Immobilier : un logement vert se vendra plus cher

Une étude menée sur la base des données immobilières notariales de 2016 démontre que les logements à la meilleure étiquette énergie bénéficient en moyenne d’un prix d’achat plus élevé que les autres.

Une majorité de Français déclarent accorder de l’importance au diagnostic de performance énergétique (DPE) dans leur projet d’achat d’un bien immobilier. ©Thinkstock

Interrogés en octobre par Opinion Way et le site Monexpert-renovation-energie.fr, 85 % des Français déclarent accorder de l’importance au diagnostic de performance énergétique (DPE) dans leur projet d’achat d’un bien immobilier. Un sondage que vient corréler une étude des Notaires(1) consacrée à l’impact du DPE (ou étiquette énergie) sur le prix des transactions immobilières en 2016.

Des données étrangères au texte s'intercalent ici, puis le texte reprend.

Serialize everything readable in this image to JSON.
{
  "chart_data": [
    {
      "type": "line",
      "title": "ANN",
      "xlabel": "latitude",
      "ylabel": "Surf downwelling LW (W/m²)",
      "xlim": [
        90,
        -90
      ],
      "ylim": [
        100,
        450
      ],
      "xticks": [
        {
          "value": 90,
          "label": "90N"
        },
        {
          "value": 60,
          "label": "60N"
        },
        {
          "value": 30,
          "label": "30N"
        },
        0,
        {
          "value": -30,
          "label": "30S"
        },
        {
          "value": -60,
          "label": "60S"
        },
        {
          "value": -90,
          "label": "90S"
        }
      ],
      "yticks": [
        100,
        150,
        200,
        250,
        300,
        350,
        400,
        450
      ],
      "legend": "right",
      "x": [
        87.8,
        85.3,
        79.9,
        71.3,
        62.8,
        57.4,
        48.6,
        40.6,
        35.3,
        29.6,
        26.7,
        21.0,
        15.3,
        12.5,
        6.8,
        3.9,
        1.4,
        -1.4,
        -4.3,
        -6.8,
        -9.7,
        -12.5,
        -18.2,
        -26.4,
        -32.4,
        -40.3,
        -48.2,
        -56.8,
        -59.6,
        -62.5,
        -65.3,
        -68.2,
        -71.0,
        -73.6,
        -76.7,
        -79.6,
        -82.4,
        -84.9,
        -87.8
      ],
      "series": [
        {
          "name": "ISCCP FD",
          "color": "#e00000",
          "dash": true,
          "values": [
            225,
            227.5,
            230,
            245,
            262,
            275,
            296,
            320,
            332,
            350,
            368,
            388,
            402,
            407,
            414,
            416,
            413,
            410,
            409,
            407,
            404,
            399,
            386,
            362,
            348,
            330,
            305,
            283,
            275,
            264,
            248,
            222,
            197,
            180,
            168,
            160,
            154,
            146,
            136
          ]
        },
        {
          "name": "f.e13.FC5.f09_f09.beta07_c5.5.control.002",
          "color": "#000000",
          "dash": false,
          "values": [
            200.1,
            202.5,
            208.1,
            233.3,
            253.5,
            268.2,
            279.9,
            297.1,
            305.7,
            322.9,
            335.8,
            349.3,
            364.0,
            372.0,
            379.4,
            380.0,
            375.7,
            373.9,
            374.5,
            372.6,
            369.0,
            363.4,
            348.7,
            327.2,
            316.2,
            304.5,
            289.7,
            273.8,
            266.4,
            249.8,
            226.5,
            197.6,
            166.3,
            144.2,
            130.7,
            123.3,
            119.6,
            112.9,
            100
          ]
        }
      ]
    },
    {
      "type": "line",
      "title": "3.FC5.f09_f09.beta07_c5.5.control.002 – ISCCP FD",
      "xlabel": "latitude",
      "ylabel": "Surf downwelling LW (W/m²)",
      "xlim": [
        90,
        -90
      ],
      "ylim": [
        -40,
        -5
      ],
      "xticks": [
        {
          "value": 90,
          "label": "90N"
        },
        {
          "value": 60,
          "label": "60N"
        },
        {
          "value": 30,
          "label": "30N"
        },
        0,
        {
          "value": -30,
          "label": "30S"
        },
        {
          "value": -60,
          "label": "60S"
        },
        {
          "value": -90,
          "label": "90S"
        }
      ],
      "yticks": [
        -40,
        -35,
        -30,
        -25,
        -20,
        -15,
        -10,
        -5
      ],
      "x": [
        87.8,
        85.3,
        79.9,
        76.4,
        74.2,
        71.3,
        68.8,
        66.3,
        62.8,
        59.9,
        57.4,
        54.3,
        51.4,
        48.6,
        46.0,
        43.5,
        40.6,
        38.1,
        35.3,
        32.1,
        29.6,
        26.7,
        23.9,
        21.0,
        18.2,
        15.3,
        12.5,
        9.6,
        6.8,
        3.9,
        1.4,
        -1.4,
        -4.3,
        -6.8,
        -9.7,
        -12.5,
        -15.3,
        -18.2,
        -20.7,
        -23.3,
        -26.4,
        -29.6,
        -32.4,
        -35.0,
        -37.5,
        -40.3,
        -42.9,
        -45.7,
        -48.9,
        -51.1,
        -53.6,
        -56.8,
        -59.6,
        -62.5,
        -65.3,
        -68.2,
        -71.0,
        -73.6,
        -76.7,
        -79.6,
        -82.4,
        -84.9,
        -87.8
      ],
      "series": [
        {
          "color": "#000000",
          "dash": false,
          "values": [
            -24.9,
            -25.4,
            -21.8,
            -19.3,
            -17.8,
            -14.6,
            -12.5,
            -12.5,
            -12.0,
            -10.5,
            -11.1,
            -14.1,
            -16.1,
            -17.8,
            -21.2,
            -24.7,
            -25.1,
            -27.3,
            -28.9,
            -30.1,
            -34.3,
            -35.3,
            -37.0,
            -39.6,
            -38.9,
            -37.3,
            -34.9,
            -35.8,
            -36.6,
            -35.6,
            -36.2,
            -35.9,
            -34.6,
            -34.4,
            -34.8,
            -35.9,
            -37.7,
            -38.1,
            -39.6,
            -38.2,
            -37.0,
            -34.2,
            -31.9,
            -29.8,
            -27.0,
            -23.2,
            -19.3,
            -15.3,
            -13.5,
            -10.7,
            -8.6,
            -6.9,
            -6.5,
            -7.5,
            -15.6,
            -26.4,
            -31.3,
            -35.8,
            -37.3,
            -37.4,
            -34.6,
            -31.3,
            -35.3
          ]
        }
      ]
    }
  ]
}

Un impact certain pour les maisons

En région Occitanie, par exemple, les maisons individuelles se sont vendues en 2016 à des niveaux de prix très différents selon leur étiquette énergie. Celles qui ont été considérées comme « économes » par le diagnostic de performance énergétique (obligatoire quand on souhaite vendre un bien immobilier) en étant classées A ou B ont bénéficié d’une surcote moyenne de 10 %.

A contrario, celles considérées comme énergivores, classées F ou G, ont été cédées 17 % en dessous des prix de biens possédant des caractéristiques similaires mais mieux notés sur le plan énergétique. Ce constat s’observe dans presque tous les territoires de l’Hexagone pour les maisons (voir tableau ci-dessous) : la surcote dont elles bénéficient en raison de leur bonne étiquette énergie (ce que l’on appelle leur « valeur verte ») varie de 6 à 13 % selon les Régions. De la même manière, la décote que subissent les logements individuels énergivores est tangible partout, et se situe entre – 7 et – 17 % selon les zones.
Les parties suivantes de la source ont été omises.